There is remarkably simple learning algorithm that finds the connection weights for a network that could represent the probability distribution for an ensemble of inputs. When scientists applied Boltzmann machine learning to natural images as inputs, they found positive pairwise connections that fell off with distance on each layer, much like the 2D Ising model for a ferromagnet, and negative pairwise weights between the layers, representing antiferromagnetic interactions. The theory of second-order phase transitions is vital to understanding the significance of what the scientists had found. There are 15 bit planes corresponding to pixels with 15 bit integers, each corresponding to a different temperature.
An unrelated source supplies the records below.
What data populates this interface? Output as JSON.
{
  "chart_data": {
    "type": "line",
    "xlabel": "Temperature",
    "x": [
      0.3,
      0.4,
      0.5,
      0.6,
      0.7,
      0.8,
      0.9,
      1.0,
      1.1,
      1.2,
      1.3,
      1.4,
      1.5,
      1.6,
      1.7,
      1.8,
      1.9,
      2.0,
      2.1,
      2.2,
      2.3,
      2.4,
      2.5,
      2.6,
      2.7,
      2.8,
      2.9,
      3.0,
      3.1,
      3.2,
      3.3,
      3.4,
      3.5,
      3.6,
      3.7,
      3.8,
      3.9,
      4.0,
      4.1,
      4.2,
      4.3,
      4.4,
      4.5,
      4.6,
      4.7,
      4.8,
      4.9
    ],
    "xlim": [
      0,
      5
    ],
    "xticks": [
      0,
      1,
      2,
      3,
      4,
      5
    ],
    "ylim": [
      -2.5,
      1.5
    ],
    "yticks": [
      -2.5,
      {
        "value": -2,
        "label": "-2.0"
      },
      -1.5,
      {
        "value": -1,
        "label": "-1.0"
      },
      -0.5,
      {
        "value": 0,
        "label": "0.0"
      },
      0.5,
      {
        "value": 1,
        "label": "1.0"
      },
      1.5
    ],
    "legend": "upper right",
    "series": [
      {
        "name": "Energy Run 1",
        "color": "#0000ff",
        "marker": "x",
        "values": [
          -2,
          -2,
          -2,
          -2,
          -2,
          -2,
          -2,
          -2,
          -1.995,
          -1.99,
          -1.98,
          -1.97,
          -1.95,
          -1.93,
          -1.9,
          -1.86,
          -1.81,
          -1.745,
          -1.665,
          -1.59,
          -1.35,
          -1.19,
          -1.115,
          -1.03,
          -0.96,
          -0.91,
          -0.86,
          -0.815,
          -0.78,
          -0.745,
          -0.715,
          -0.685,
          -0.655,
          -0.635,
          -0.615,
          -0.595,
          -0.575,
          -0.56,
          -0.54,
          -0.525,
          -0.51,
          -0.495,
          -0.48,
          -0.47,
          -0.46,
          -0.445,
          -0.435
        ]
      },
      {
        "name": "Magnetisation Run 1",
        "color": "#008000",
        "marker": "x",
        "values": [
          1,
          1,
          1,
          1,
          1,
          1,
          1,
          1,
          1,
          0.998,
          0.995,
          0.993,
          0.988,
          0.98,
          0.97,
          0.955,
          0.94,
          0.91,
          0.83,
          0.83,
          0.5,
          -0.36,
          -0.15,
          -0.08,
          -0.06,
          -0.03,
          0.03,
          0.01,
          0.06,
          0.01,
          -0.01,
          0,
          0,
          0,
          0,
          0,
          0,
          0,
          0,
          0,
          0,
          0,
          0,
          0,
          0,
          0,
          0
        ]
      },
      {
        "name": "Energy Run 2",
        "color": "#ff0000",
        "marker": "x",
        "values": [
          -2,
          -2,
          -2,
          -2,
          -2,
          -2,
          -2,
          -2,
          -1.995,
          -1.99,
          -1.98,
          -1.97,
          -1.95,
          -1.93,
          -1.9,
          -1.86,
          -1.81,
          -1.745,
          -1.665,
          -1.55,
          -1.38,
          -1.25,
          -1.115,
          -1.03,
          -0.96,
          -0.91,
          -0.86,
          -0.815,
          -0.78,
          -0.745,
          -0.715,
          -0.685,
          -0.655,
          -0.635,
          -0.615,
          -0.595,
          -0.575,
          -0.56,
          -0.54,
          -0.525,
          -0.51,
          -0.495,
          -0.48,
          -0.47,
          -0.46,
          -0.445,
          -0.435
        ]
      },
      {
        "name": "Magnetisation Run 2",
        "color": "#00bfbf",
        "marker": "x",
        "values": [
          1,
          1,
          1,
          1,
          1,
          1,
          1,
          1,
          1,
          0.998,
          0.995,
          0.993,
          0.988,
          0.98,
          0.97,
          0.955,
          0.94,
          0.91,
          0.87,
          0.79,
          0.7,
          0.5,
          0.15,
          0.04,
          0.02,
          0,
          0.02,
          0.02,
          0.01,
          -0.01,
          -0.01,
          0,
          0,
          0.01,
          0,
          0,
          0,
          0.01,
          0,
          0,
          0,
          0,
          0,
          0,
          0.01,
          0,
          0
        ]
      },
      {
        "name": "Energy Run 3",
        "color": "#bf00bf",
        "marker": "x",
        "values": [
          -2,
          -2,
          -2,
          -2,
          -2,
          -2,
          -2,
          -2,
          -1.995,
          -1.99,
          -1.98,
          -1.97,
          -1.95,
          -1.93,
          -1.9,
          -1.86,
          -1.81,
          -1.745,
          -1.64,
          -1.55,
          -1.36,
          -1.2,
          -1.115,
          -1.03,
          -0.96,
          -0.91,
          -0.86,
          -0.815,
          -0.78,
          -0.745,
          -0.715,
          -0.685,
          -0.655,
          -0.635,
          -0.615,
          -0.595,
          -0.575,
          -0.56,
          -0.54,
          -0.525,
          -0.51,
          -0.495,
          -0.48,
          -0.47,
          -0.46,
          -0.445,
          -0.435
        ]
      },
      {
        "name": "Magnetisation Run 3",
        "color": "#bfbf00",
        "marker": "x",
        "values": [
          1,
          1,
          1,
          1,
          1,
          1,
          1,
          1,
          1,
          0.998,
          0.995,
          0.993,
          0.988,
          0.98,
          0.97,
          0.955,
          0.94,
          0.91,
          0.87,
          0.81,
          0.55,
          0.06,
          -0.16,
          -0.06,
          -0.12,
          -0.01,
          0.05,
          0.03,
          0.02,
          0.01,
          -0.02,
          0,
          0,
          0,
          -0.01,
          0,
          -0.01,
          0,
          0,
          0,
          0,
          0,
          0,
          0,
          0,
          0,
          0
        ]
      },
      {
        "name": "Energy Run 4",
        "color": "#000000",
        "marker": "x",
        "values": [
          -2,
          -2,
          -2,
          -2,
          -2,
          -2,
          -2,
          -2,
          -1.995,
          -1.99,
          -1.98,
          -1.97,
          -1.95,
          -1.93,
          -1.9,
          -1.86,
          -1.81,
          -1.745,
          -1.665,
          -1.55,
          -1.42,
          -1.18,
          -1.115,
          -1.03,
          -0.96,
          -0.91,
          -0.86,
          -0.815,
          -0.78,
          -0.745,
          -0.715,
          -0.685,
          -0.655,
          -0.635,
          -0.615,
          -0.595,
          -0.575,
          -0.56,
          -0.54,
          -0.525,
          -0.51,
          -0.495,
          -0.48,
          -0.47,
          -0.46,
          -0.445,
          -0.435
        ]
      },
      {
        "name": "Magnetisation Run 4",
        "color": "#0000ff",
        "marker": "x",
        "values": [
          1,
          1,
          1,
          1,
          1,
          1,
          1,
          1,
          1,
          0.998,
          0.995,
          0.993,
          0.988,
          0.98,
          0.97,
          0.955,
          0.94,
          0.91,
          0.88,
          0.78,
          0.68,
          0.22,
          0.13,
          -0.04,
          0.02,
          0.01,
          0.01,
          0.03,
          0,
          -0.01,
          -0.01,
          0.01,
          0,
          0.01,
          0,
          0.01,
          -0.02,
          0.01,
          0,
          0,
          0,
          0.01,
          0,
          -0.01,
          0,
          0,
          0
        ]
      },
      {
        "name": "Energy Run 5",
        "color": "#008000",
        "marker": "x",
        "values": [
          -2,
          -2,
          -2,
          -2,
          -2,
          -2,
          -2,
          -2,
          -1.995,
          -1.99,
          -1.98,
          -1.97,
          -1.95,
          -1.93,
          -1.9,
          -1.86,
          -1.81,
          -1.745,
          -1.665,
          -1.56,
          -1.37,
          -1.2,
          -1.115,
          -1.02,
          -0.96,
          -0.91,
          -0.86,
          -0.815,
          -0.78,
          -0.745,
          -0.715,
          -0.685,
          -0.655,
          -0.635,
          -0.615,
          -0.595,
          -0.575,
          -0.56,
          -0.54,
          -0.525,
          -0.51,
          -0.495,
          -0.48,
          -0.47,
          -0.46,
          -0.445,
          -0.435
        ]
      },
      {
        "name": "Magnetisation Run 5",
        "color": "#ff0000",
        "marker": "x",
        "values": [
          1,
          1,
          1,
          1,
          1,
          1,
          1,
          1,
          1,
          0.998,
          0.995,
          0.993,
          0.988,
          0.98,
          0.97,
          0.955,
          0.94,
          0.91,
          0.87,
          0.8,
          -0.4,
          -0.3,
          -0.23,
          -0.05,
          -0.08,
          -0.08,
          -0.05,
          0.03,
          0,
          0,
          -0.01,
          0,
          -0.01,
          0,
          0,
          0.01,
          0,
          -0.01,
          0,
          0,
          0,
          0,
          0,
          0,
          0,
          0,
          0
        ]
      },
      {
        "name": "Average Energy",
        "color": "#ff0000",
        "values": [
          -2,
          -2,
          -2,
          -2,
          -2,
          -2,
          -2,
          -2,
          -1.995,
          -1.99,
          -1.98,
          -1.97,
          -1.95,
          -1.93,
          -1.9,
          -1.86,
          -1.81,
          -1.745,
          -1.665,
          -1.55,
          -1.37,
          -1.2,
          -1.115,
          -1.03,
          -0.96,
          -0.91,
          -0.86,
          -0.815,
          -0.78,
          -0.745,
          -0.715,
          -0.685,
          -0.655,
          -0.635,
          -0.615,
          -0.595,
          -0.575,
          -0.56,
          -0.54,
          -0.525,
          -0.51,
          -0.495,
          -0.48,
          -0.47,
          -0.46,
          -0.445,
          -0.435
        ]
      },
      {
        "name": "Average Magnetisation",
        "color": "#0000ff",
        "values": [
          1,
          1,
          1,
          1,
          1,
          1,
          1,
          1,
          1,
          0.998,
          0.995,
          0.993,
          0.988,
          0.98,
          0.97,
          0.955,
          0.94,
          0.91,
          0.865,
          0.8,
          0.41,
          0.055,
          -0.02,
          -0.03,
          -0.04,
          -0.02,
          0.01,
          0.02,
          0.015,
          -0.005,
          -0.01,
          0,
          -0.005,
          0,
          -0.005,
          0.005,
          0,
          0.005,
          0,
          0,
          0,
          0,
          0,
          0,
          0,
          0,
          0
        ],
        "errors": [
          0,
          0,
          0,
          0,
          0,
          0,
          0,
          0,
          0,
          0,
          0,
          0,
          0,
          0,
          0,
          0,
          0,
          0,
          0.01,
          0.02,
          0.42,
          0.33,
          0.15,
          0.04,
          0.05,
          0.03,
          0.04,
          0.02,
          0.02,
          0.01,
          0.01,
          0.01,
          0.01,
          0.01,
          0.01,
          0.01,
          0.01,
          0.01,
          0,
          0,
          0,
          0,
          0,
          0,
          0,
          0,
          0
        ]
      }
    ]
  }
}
Scale invariance had been observed in natural images for decades based on the power law drop-off in power as a function of spatial scale. At a phase transition, the spatial correlation length becomes infinite and there is a critical slowing. This suggests that the reason there is structure at every spatial scale in the natural world is because nature is, in some sense, sitting at a phase transition between order and disorder. In terms of the evolution and neurobiology of perceptual invariants, the biological systems that have evolved to survive in this world may take advantage of this structure, and in particular the organization of the visual system may reflect those statistics and most of the information in natural images is captures in 3 bit planes, which may be why photoreceptors are linear over a single order of magnitude. Adaptation mechanisms in the retina shift the linear region over 10 orders of magnitude in luminance. Scientists have trained the Boltzmann machine on only the connections between pixels in the "visible" input layer. The next step is to use this as the input layer in a hierarchy of hidden layers, such as that found in human visual systems, which are around 12 layers deep. There are great advances in computer power and algorithms that now allow Boltzmann machines to be trained in deep networks. In the longer term, this new input representation may benefit computer vision.